All that fresh air makes for some happy but sleepy boys - some with coordinating onesies too!


How did everyone else spend the Easter weekend? Anyone do anything exciting?

Saturday, 19 April 2014

Things I'm loving...

While we were in Lewis last week the older three boys and one of their cousins spent a couple of days shinty training with Lewis Camanachd. The team had organised for some of their players to do some coaching for children, calling it their Shinty Camp.


David (8) came out on the second day with this huge Easter egg, his prize for being 'player of the camp'. He was very kind and shared his egg with all of us!




We loved the chance for the boys to spend time with their 90 year old great granny. Fraser is starting to get a little bit shy with people and so cried the first couple of days we tried sitting him on my granny's knee. She was delighted though, when after a few days he would sit happily on her knee - although he couldn't sit on her for long as he's a heavy wee thing!


We loved the - mostly - great weather while we were away (and since we've been back), and getting back into the outdoors life after the winter.














Calum (11) still wants nothing more than to be a crofter.




The day we left the island was beautiful sailing weather. Somewhere across that horizon is mainland Scotland.

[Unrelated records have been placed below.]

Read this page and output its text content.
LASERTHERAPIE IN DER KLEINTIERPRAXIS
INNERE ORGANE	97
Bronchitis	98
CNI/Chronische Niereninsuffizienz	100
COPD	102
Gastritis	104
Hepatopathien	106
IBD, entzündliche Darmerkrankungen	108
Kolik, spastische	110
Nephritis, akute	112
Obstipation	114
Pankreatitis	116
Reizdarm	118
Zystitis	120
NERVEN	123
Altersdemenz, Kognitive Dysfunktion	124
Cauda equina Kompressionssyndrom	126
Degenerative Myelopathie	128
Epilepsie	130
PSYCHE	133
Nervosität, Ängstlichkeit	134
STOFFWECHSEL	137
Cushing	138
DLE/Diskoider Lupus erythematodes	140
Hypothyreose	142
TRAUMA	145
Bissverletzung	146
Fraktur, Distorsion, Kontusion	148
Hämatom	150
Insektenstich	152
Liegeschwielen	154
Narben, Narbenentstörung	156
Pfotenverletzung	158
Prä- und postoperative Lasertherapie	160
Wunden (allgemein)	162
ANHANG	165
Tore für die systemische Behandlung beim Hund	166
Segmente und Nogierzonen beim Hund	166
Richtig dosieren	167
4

The boys entertained themselves nicely on the ferry. So much so that an older man came across to me at one point and said, 'I don't know what you paid for those boys but whatever it was it was a bargain! They are delightful!' Well, that was really lovely to hear as I always think people must see us coming along with five boys and think, 'please don't sit next to us!' Especially on a nearly three hour ferry crossing!






When the boat was closer to the mainland we went outside to get some photos.










Those two bits of land are the mainland, Lewis is out of sight across the horizon.




Since returning back David has been playing more shinty. This time with a French rugby team. Yes Rugby team. A junior team were coming over to Scotland and wanted to know about shinty so they got in touch with our shinty team to ask if they could give them a day of coaching. My hubs is one of the coaches so he and David spent a sunny day trying to teach the French that shinty involves less bodily contact than rugby!
David handed them all a little momento from the shinty team at the end of the day.
The following day the same rugby team were involved in matches against Calum & David's rugby team. It was the first time either boy had played in a competitive match.
I have to admit that the French boys outclassed the Scots in every age group but it was great experience for everyone.


And David continued to show that he is an all round sportsman by scoring three tries! That's him hitting the ground in the photo below.